My name is Vanessa Baker and I am speaking today as a concerned educator who taught in brick-and-mortar schools for many years and now specializes in online learning. It is as an online educator that I am extremely concerned about today’s vote to allocate $10 million for virtual classes and adaptive learning systems and $9.5 million for cloud-based content delivery, which will also extract students’ private data. Online learning can never replace what a classroom provides, such peer-to-peer interaction, a caring, human instructional leader (instead of corporate software) and dynamic classroom discussions, but that is just what this decision would prioritize.
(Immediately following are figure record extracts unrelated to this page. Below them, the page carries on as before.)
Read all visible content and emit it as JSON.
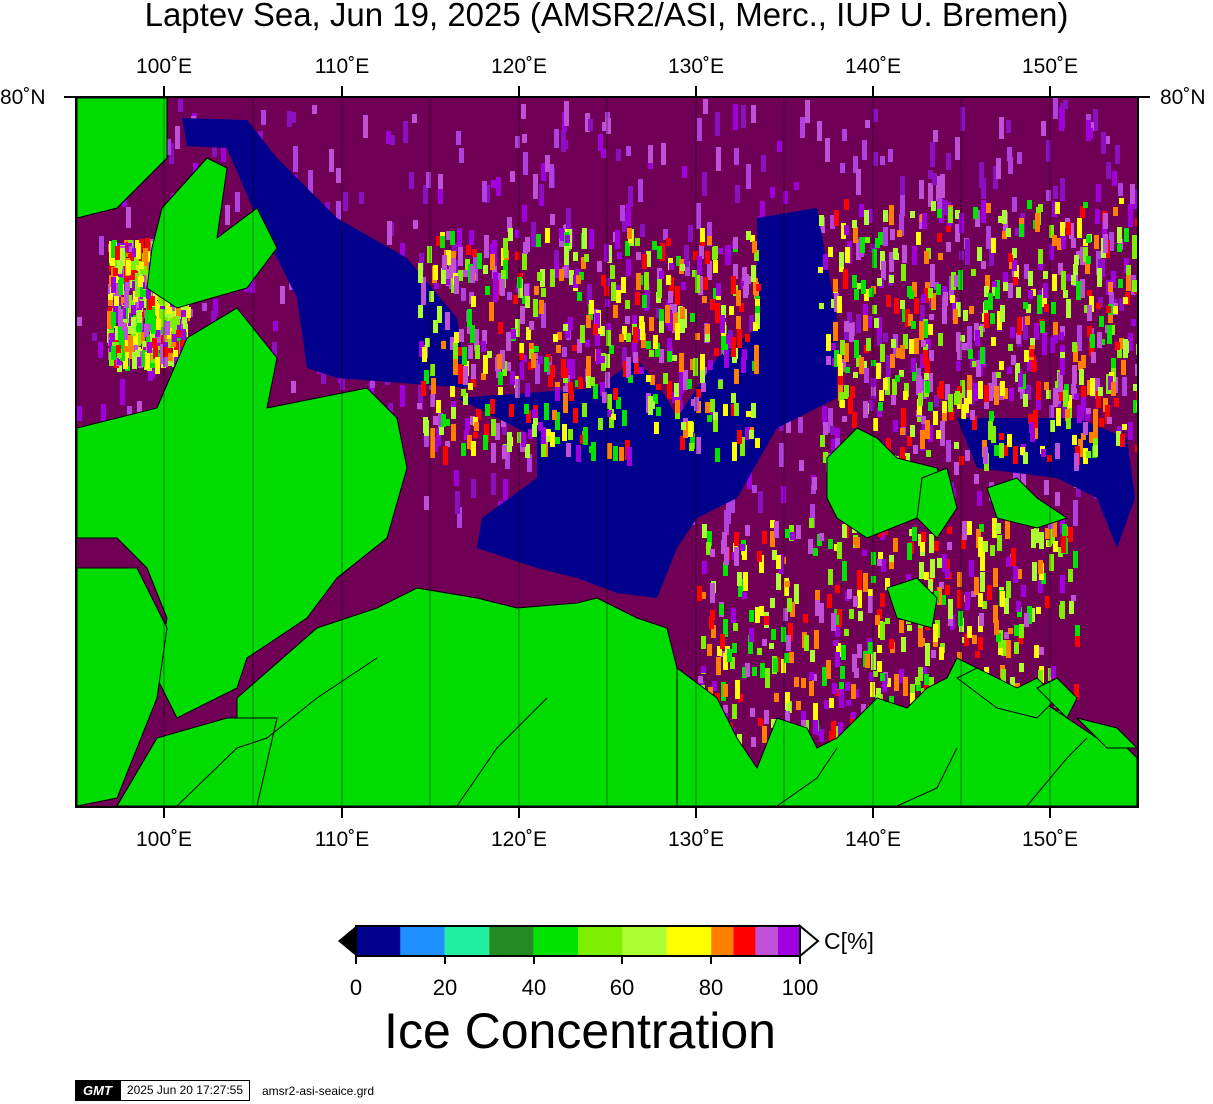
{
  "title": "Laptev Sea, Jun 19, 2025 (AMSR2/ASI, Merc., IUP U. Bremen)",
  "lon_labels": [
    "100˚E",
    "110˚E",
    "120˚E",
    "130˚E",
    "140˚E",
    "150˚E"
  ],
  "lat_labels": {
    "left": "80˚N",
    "right": "80˚N"
  },
  "colorbar": {
    "title": "Ice Concentration",
    "unit": "C[%]",
    "ticks": [
      "0",
      "20",
      "40",
      "60",
      "80",
      "100"
    ],
    "colors": [
      "#00008c",
      "#1e90ff",
      "#20f0a0",
      "#228b22",
      "#00e400",
      "#7cf000",
      "#aaff30",
      "#ffff00",
      "#ff8000",
      "#ff0000",
      "#c050d8",
      "#a000e0"
    ],
    "land_color": "#00dc00",
    "sea_open_color": "#6f0056"
  },
  "stamp": {
    "logo": "GMT",
    "date": "2025 Jun 20 17:27:55",
    "file": "amsr2-asi-seaice.grd"
  }
}
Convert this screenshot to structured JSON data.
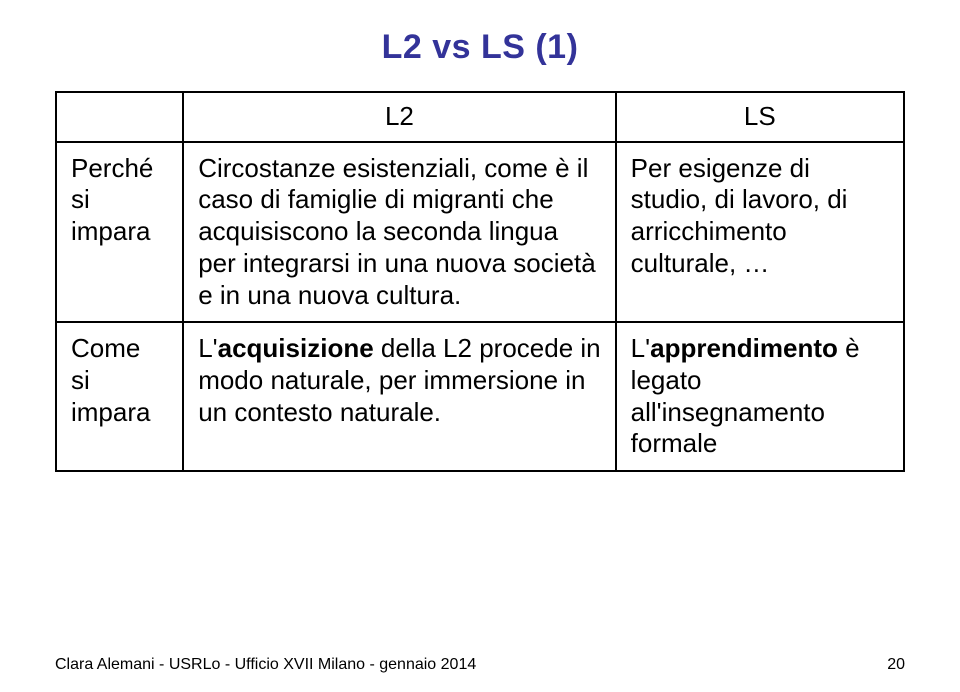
{
  "title": "L2 vs LS (1)",
  "colors": {
    "title": "#333399",
    "border": "#000000",
    "text": "#000000",
    "background": "#ffffff"
  },
  "table": {
    "headers": {
      "blank": "",
      "l2": "L2",
      "ls": "LS"
    },
    "rowWhy": {
      "label_line1": "Perché",
      "label_line2": "si",
      "label_line3": "impara",
      "l2": "Circostanze esistenziali, come è il caso di famiglie di migranti che acquisiscono la seconda lingua per integrarsi in una nuova società e in una nuova cultura.",
      "ls": "Per esigenze di studio, di lavoro, di arricchimento culturale, …"
    },
    "rowHow": {
      "label_line1": "Come",
      "label_line2": "si",
      "label_line3": "impara",
      "l2_pre": "L'",
      "l2_bold": "acquisizione",
      "l2_post": " della L2 procede in modo naturale, per immersione in un contesto naturale.",
      "ls_pre": "L'",
      "ls_bold": "apprendimento",
      "ls_post1": " è legato all'insegnamento formale"
    }
  },
  "footer": {
    "credit": "Clara Alemani - USRLo - Ufficio XVII Milano - gennaio 2014",
    "page": "20"
  }
}
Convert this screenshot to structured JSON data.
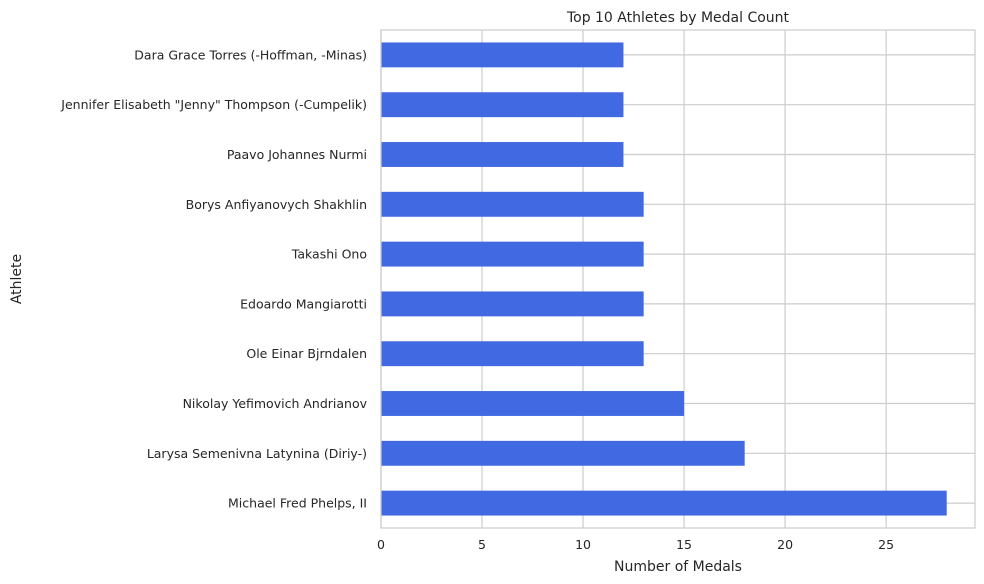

This $19.5 million is an astronomical sum of money in our underfunded district, and it cannot be spent on a form of learning that is at best supplemental, instead of basics such as libraries, arts, smaller classroom sizes, newer textbooks, reading specialists, foreign language instruction and athletics, all of which lack sufficient funding. Alison McDowell, who writes the Wrench in the Gears blog, gathered feedback from parents and teachers, who spoke to the need for human interaction in learning as well as the lack of funding for extracurriculars that make students excited about school. In one of her videos, Ismael Jimenez, a PSD teacher, noted that students don’t retain information as well through online learning.
Another critical issue with this proposed allocation of funds is the data extraction that online learning entails. Data is “the new oil,” according to Google alum Eric Schmidt, and Philadelphia is currently a hub for the data mining business. Wharton School, Drexel, Temple, Impact PHL, Comcast, the Mayor’s Office of Education and the Chamber of Commerce are all working on new ways to earn money by selling student data to private corporations.
On January 29, the Mayor’s Office of Education met with Chamber of Commerce affiliates such as Comcast in a closed-door meeting to discuss the future of private business in education. Parents, students and teachers were not invited. This was not Comcast’s only recent closed-door meeting about education. On February 7, Comcast sent a busload of impact investors to Feltonville School of Arts and Sciences, where they met with Superintendent Hite, Mayor Kenney and David Cohen. No parents, teachers or students were seen entering the building before the meeting. The meeting promised to explore, “a new incursion of data from software, from the intersection of technology with redesigning the physical environment, and more.
This event helps you make sense where it is all going.” Parents, teachers, students and community members deserve to know more about where this is all going before we spend nearly $20 million to head in that direction.